Особенно потрясли Чжуан Чжуна выступления против современных суеверий. От его зоркого глаза не укрылось, что такое современные суеверия, — это же, это же… Чжуан Чжун пока еще не решался бросить столь страшное обвинение, но думал: «Ну что ж, Янь Минь, попрыгай, порезвись, а мы посмотрим! Настанет день, когда тебе снова придется плохо!» Но был еще Вэй Цзюе, который восхвалял реалистическую традицию в литературе. Он заявил, что правда — это жизнь искусства… А где же тогда политика? Это возрождение ревизионистской теории «писать правду». В некоторых статьях содержался призыв к писателям не обманывать и не лгать, что фактически означало разоблачать отрицательные стороны социализма. Все это прокладывало самую широкую дорогу ядовитым травам…

Справедливый гнев переполнял грудь Чжуан Чжуна, но было бы ошибкой думать, что в его груди только гнев. Внутренний мир настоящего героя всегда богат, и Чжуан Чжун отнюдь не является исключением из этого правила. В его многогранной душе таилось еще горькое чувство одиночества, чувство человека, загнанного в угол. Всего несколько лет назад он вкушал сладость положения редкого писателя и думал, что ему, как существу необыкновенному, доступно все. Кто мог предполагать, что сегодня люди, подобные Янь Миню, будут публиковать один опус за другим, а он, Чжуан Чжун, решительно ничего. Какое страшное унижение! Но пока ничего не поделаешь, придется «лежать на хворосте, лизать печень»[11] и копить силы для творчества.

В конце концов он решил попробовать написать новую пьесу. Еще не взявшись за перо, он уже придумал название — «Борись, борись, борись!» — и погрузился в творческое раздумье. Первый же абзац дался с невероятным трудом, мозг был чист, как лист бумаги, но герои, как известно, не останавливаются перед трудностями, и вскоре его посетило озарение, так что он даже рассмеялся над собственной глупостью. Зачем мучиться всякими размышлениями, когда гораздо проще перевернуть свою предыдущую пьесу, «Решительный бой». Это же прекрасное, почти готовое произведение! Мысль его забурлила, понеслась по знакомой колее, и вскоре замысел созрел окончательно.
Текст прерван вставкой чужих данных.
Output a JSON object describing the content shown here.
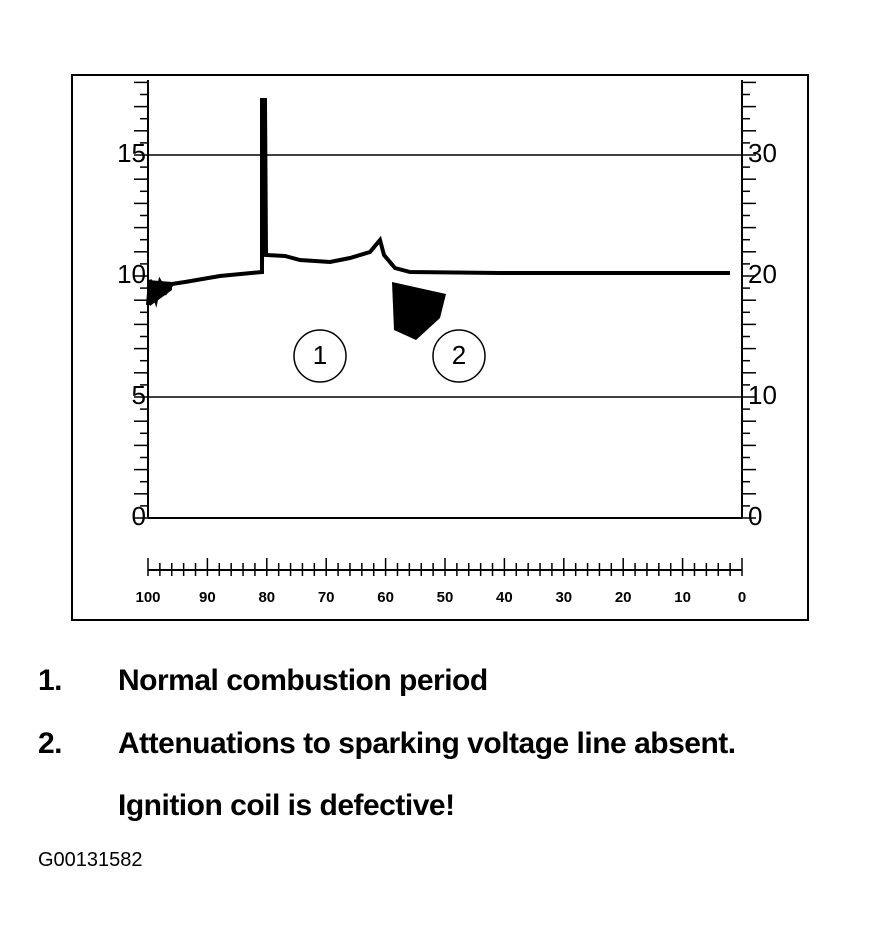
{
  "left_axis": [
    0,
    5,
    10,
    15
  ],
  "right_axis": [
    0,
    10,
    20,
    30
  ],
  "x_axis": [
    100,
    90,
    80,
    70,
    60,
    50,
    40,
    30,
    20,
    10,
    0
  ],
  "callouts": [
    "1",
    "2"
  ],
  "legend": [
    {
      "number": "1.",
      "lines": [
        "Normal combustion period"
      ]
    },
    {
      "number": "2.",
      "lines": [
        "Attenuations to sparking voltage line absent.",
        "Ignition coil is defective!"
      ]
    }
  ],
  "figure_id": "G00131582"
}
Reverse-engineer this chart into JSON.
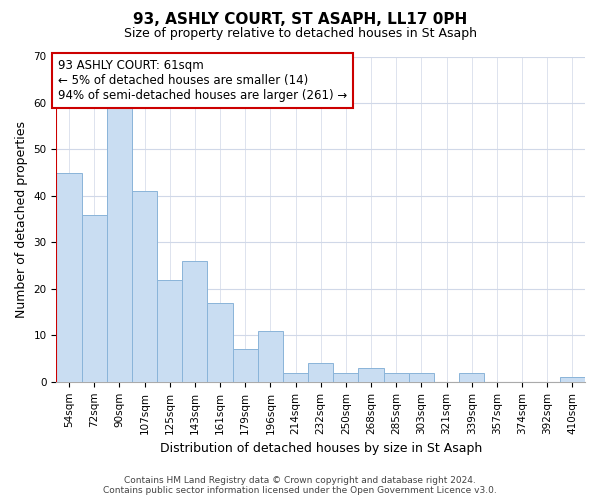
{
  "title": "93, ASHLY COURT, ST ASAPH, LL17 0PH",
  "subtitle": "Size of property relative to detached houses in St Asaph",
  "bar_labels": [
    "54sqm",
    "72sqm",
    "90sqm",
    "107sqm",
    "125sqm",
    "143sqm",
    "161sqm",
    "179sqm",
    "196sqm",
    "214sqm",
    "232sqm",
    "250sqm",
    "268sqm",
    "285sqm",
    "303sqm",
    "321sqm",
    "339sqm",
    "357sqm",
    "374sqm",
    "392sqm",
    "410sqm"
  ],
  "bar_values": [
    45,
    36,
    59,
    41,
    22,
    26,
    17,
    7,
    11,
    2,
    4,
    2,
    3,
    2,
    2,
    0,
    2,
    0,
    0,
    0,
    1
  ],
  "bar_color": "#c9ddf2",
  "bar_edge_color": "#8ab4d9",
  "red_line_color": "#cc0000",
  "ylabel": "Number of detached properties",
  "xlabel": "Distribution of detached houses by size in St Asaph",
  "ylim": [
    0,
    70
  ],
  "yticks": [
    0,
    10,
    20,
    30,
    40,
    50,
    60,
    70
  ],
  "annotation_text_line1": "93 ASHLY COURT: 61sqm",
  "annotation_text_line2": "← 5% of detached houses are smaller (14)",
  "annotation_text_line3": "94% of semi-detached houses are larger (261) →",
  "footer_line1": "Contains HM Land Registry data © Crown copyright and database right 2024.",
  "footer_line2": "Contains public sector information licensed under the Open Government Licence v3.0.",
  "grid_color": "#d0d8e8",
  "background_color": "#ffffff",
  "title_fontsize": 11,
  "subtitle_fontsize": 9,
  "axis_label_fontsize": 9,
  "tick_fontsize": 7.5,
  "annotation_fontsize": 8.5,
  "footer_fontsize": 6.5
}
Главный герой, пробивавшийся через январский снежный буран, естественно, превращался в злодея, приспешника «банды четырех», а первоначальный каппутист столь же естественно становился главным героем. Эта небольшая метаморфоза все ставила на свои места, даже сюжетные ходы не нужно было особенно менять. Но цзаофань уже больше не мог носить имя Хунгуан (Красный свет), пришлось переименовать его в Хучуан (Варварский набег), а старый кадровый работник из Сю Сяна (Радости ревизионистов) превратился в Чжоу Цяна (Силу Китая). Что же касается рабочего Гэна (Искреннего) и врага Дяо (Коварного), то их не пришлось переименовывать — достаточно было просто поменять местами.

Написав пьесу единым духом, Чжуан Чжун тут же положил ее в большой конверт и самолично отнес в редакцию. Он считал, что произведет фурор, так как это первая пьеса, обличающая «банду четырех», и она неминуемо будет поставлена. Но рукопись канула, точно камень в море. Писатель терялся в догадках, почему ее так холодно встретили, и сокрушенно вздыхал: «Столько сил потратил на эту пьесу, а отклика никакого!» Но как раз в момент его наивысшего недовольства отклик последовал: один влиятельный критик в публичном выступлении заявил, что некоторые борзописцы переделывают свои сочинения о каппутистах в филиппики против «банды четырех». Такой метод создания произведений свидетельствует по меньшей мере о несерьезном подходе к творчеству… Чжуан Чжун сразу решил, что под «некоторыми борзописцами» имеется в виду он и что редакция нарочно выдала его этому критику.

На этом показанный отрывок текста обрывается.